Jovan Mandil (Јован Мандил; 1873–1916) was a Serbian Jewish lawyer and publicist active in the Balkan Wars and World War I. Mandil was born in the town of Šabac in 1873. He was the son of Benjamin Mandil.
In 1912, the Royal Serbian Government dispatched him to Monastir (modern-day Bitola; Bitolj), in southern Macedonia, where the region's most populous Sephardic Jewish community was centered. He arrived in the town immediately after its capture by the Royal Serbian Army. Mandil soon established a law office. He also delivered lectures at the town's Academy of Commerce. He promoted the Serbian cause among local Jews, who had suddenly found themselves cut off from Thessaloniki, their traditional religious, cultural and economic centre. Mandil communicated with members of the local Jewish community in their traditional tongue, Judeo-Spanish (also known as Ladino).
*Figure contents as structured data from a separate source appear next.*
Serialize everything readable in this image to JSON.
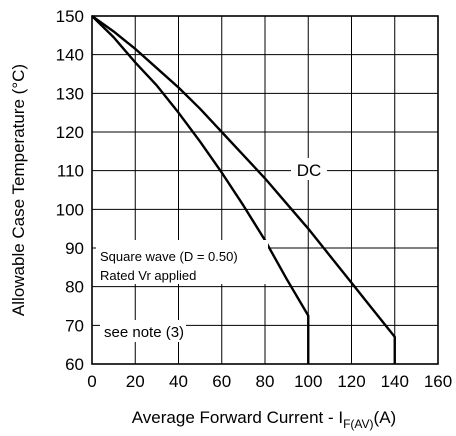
{
  "chart_data": {
    "type": "line",
    "xlabel_main": "Average Forward Current - I",
    "xlabel_sub": "F(AV)",
    "xlabel_tail": "(A)",
    "ylabel": "Allowable Case Temperature (°C)",
    "xlim": [
      0,
      160
    ],
    "ylim": [
      60,
      150
    ],
    "x_ticks": [
      "0",
      "20",
      "40",
      "60",
      "80",
      "100",
      "120",
      "140",
      "160"
    ],
    "y_ticks": [
      "60",
      "70",
      "80",
      "90",
      "100",
      "110",
      "120",
      "130",
      "140",
      "150"
    ],
    "grid": true,
    "series": [
      {
        "name": "DC",
        "x": [
          0,
          10,
          20,
          30,
          40,
          50,
          60,
          70,
          80,
          90,
          100,
          110,
          120,
          130,
          140,
          140
        ],
        "y": [
          150,
          146,
          141.5,
          136.5,
          131.5,
          126,
          120,
          114,
          108,
          101.5,
          95,
          88,
          81,
          74,
          67,
          60
        ]
      },
      {
        "name": "Square wave (D = 0.50)",
        "x": [
          0,
          10,
          20,
          30,
          40,
          50,
          60,
          70,
          80,
          90,
          100,
          100
        ],
        "y": [
          150,
          144.5,
          138,
          132,
          125,
          117.5,
          109.5,
          101,
          92,
          82,
          72.5,
          60
        ]
      }
    ],
    "annotations": {
      "dc_label": "DC",
      "square_wave": "Square wave (D = 0.50)",
      "rated": "Rated Vr  applied",
      "note": "see note (3)"
    }
  }
}
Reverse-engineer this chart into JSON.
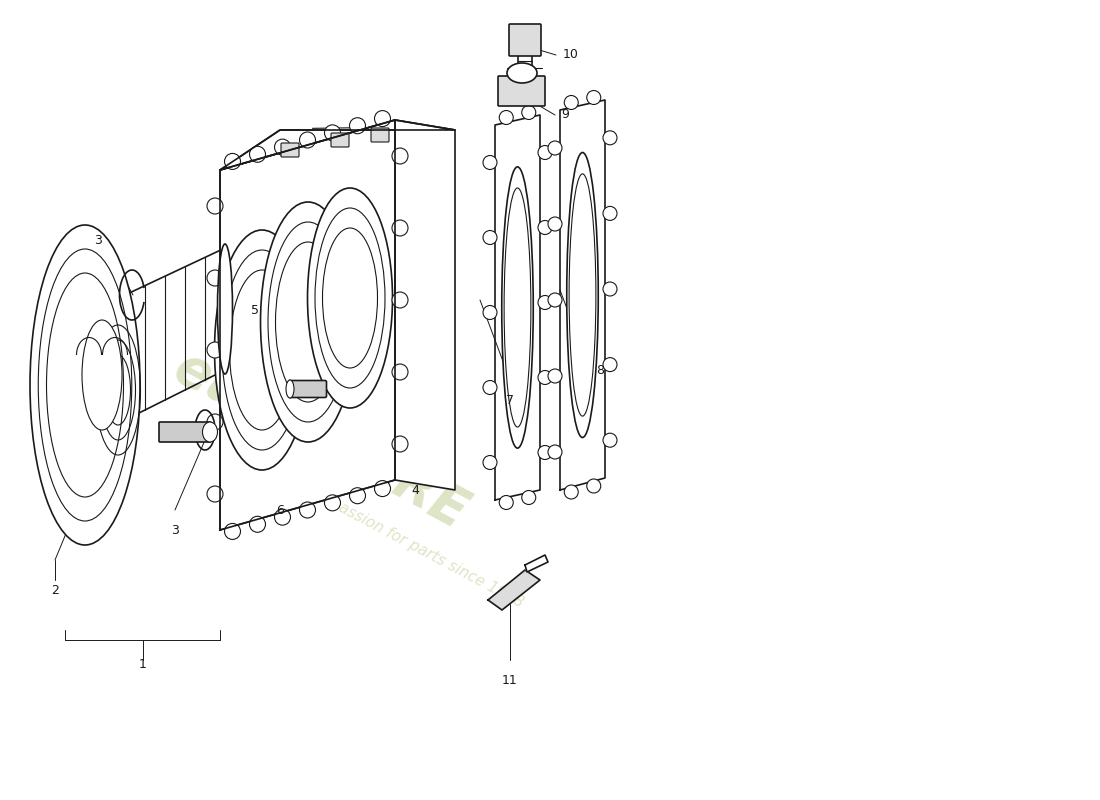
{
  "background_color": "#ffffff",
  "line_color": "#1a1a1a",
  "watermark_color1": "#c8d4a0",
  "watermark_color2": "#c8d4a0",
  "figsize": [
    11.0,
    8.0
  ],
  "dpi": 100,
  "xlim": [
    0,
    110
  ],
  "ylim": [
    0,
    80
  ]
}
Mandil also established the town's first Serbian-language newspaper, Bitoljske novine (The Bitolj News). He appointed himself as the newspaper's editor-in-chief and wrote most of its articles.

In 1916, Mandil was among the founders of the newspaper Velika Srbija (Greater Serbia), the official organ of the Serbian government-in-exile. The newspaper was published in Thessaloniki, and appeared in print between 1916 and 1918. Mandil died in the Greek port city of Volos in 1916.